Maniobrando penosamente en la ciénaga, los hombres empuñaron sus espadas y se protegieron bajo los escudos, colocados a imitación del caparazón de una tortuga. Los segundos se hicieron eternos. Lucio fue más consciente que nunca de las penurias que habría pasado su padre en Cantabria. Los años en Egipto, excepto la estancia en Berenice Pancrisia, habían sido excitantes, pero pocas veces había estado en riesgo de muerte durante tanto tiempo.
La sorpresa fue mayúscula cuando vieron aparecer por la pasarela a la vanguardia de la Quinta y la Vigesimoprimera, cientos de soldados marchando por el pantano como una desbandada de aves zancudas.
—¡Por Marte Vengador! ¿Qué significa esto? —exclamó Lucio.
La formación se deshizo rápidamente y sus hombres se fundieron con los demás, preguntándoles qué sucedía. Lucio localizó por su crinera a un centurión y le exigió una explicación:
—Va a ser una masacre peor que la de Quintilio Varo en Teutoburgo, ingeniero. Allí se perdieron tres legiones, aquí se pueden perder cuatro —afirmó con inquietante seguridad.
—¡Pero estáis huyendo! ¿Qué pasa con los carros? —gritó Lucio, golpeando con la mano abierta el pecho del centurión, que a punto estuvo de caer de espaldas.
—¡No estamos huyendo! El general Cecina dijo que había una explanada seca a pocas millas de aquí. La Primera y la Vigésima se encargarán de defender los carros, mientras tanto nosotros iremos hasta esa llanura a construir un campamento donde poder refugiarnos esta noche —dijo el centurión con la mirada huidiza.

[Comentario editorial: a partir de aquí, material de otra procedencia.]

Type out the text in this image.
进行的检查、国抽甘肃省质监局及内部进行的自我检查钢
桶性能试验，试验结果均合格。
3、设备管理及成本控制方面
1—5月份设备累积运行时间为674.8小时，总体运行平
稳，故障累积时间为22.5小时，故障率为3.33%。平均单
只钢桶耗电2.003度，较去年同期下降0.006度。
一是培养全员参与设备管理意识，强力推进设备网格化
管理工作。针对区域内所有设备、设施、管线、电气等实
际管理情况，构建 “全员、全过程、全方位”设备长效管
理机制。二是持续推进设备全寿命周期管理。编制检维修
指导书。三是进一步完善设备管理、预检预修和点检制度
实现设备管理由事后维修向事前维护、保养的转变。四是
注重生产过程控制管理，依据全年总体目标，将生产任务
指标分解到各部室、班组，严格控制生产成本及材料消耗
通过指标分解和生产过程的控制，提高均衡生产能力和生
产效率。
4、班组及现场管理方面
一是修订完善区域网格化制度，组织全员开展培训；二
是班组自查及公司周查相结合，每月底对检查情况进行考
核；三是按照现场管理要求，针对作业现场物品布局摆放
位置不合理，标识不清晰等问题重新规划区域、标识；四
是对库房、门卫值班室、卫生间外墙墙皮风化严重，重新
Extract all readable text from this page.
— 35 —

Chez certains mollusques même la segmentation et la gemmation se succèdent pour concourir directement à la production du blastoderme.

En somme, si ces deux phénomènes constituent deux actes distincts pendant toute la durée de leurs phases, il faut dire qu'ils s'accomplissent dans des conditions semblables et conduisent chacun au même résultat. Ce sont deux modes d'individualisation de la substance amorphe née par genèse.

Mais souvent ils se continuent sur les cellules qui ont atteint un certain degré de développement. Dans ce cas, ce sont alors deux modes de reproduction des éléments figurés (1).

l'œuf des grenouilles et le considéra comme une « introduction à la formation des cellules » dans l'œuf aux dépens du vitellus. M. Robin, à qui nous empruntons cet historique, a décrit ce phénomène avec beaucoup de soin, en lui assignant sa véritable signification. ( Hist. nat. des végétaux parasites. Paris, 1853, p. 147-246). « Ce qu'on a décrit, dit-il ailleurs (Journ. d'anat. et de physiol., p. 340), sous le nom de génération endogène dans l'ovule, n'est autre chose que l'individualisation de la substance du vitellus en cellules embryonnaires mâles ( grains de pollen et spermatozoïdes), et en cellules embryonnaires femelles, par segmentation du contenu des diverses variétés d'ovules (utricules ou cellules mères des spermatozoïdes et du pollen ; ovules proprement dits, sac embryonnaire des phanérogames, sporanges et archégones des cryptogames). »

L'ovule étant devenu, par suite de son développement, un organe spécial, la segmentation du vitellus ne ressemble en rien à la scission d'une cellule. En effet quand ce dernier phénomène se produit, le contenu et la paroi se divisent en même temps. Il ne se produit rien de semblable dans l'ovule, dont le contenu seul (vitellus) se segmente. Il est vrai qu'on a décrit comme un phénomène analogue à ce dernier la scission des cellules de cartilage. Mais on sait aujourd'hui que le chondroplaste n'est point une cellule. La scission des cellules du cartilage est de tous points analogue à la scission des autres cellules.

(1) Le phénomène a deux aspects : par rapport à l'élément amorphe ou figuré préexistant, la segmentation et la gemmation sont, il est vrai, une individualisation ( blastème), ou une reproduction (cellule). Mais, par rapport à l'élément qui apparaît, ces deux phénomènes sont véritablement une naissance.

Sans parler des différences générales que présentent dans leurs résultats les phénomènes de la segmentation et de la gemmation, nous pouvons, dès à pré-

—¿Dónde están los legados? —preguntó Lucio.
No fue necesaria la respuesta. Los legados y tribunos de ambas legiones pasaron a toda velocidad por la pasarela, cabalgando al galope y haciendo caso omiso de los requerimientos de Lucio.
—¡Ingeniero Celio! ¿Qué hacemos? —le preguntaron sus hombres.
—Esta situación no me gusta nada. Hay que volver. Si las órdenes son correctas, estas dos legiones alcanzarán la explanada en breve, pero me huelo que los legados han decidido por sí mismos. No voy a tomar ninguna decisión aún, necesito ver al general Cecina. Podéis marchar tras estos o acompañarme a la batalla. Traedme mi caballo.
Los hombres se miraron unos a otros.
—¡Yo te acompaño, ingeniero!
Era Druso, el joven oscense siempre dispuesto para la acción. Se acercó con el caballo, que caracoleaba nervioso tras haber pasado unas horas en una pequeña isla de limo cercana a la pasarela. Ambos montaron en el mismo animal, se ajustaron bien el barboquejo del casco, acomodaron sus armas y partieron al galope. Un sol velado y frío empezaba a despuntar por detrás de las cimas de las colinas.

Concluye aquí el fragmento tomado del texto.